One lesson we learned involved cyanuric acid, outdoor pools, and chlorine. The accepted dogma is that cyanuric acid is required for outdoor pools and spas to stabilize the chlorine against UV degradation. In fact, most granular or solid chlorine sold in stores is stabilized with cyanuric acid. Dichlor and Trichlor have cyanuric acid in the formula.
When cyanuric acid interferes with chlorine
We started to try and understand the chemistry and science of cyanuric acid because of its side effects. Cyanuric acid above a certain concentration (which is dependent on pH) inhibits chlorine’s (hypochlorous acid to be precise) ability to oxidize bacteria. Failure to oxidize means no killing.
We also found that cyanuric acid is denser than water so it sinks to the bottom of a body of water. Therefore, the level of cyanuric acid on the surface of the pool or spa is the lowest level in the pool and it increases from there to the bottom. It will be the highest in the deepest part of the pool.
We tested this at the Olympic-sized pool. We sampled water at the bottom, middle and top of the pool. The cyanuric acid was set for 40 ppm. At the surface the level was 30-40 ppm, in the middle it was 60-70 ppm and at the bottom it was 100 ppm. From the middle of the pool to the bottom hypochlorous acid was essentially ineffective.
The other fact about cyanuric is that it is nonvolatile. That means as you add more and more to your pool or spa the concentration continues to increase. The only way to decrease the concentration is to empty some water and replace it with fresh water without cyanuric acid so you dilute out the chemical. In places where the spa or pool is full all year long, the concentration of cyanuric acid can increase to the point where the pool has no effective chlorine. I think this is why most pools have algae outbreaks starting in the bottom of the pool. The high cyanuric acid levels inhibit hypochlorous acid so no killing of algae occurs.
The experiment
So, after we learned this, I decided to decrease the cyanuric acid level in the pools gradually to see if it is really needed. The pool engineers told me “if you do that there will be no free chlorine in this pool in the morning.” We agreed to decrease cyanuric acid by 10 ppm each week and monitor the results. The free chlorine levels never decreased and the combined chlorine remained at 0. We decreased the cyanuric acid to zero and never added any more for the rest of the summer. The levels slowly decreased to zero as makeup water diluted out the cyanuric acid. The children’s activity pool behaved exactly the same.

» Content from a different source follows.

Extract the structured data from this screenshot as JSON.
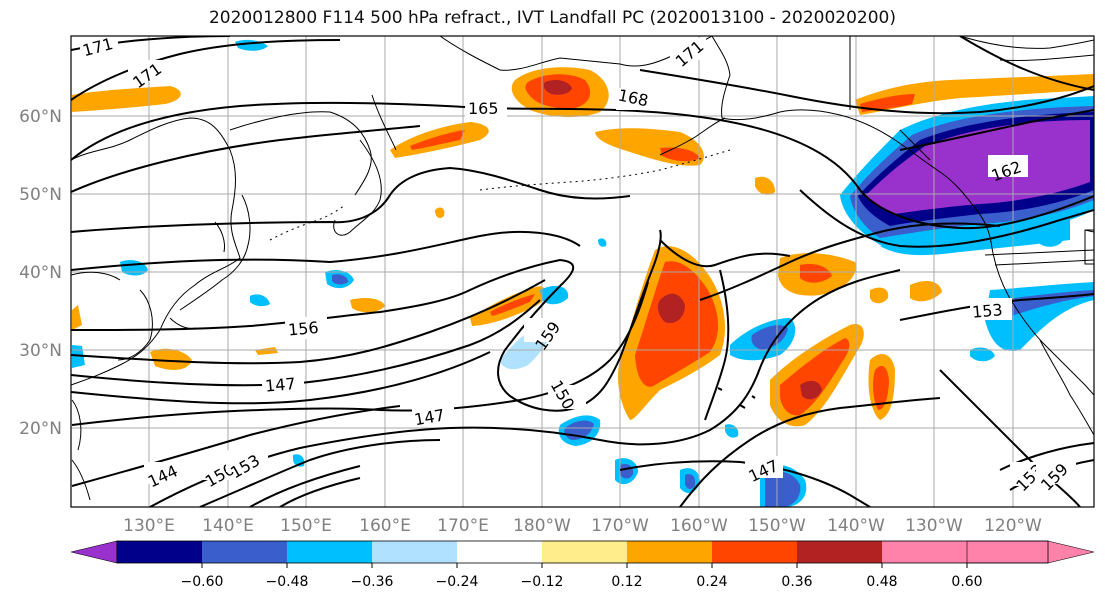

In another pool we treated we were able to manage the large pool all summer without any cyanuric acid and maintained free chlorine levels from 1-3 ppm with no combined chlorine all summer.
Water treated with moss doesn’t need cyanuric acid
The bottom line is that with moss treated water, cyanuric acid is not needed. The mechanism for this probably centers around organic contamination. I don’t think that cyanuric acid prevents chlorine from UV degradation or the free chlorine levels would have decreased in the outdoor pools we treated. We know the moss inhibits organic contamination formation in the laboratory and know that organic contamination absorbs chlorine. We know that free chlorine levels skyrocket when moss is added to the pool and to maintain a level of 1-3 ppm free chlorine, the chlorine added to the pool decreases by over half. So a pool with moss doesn’t need cyanuric acid. That allows the chlorine added to the pool to remain active providing effective microbial control.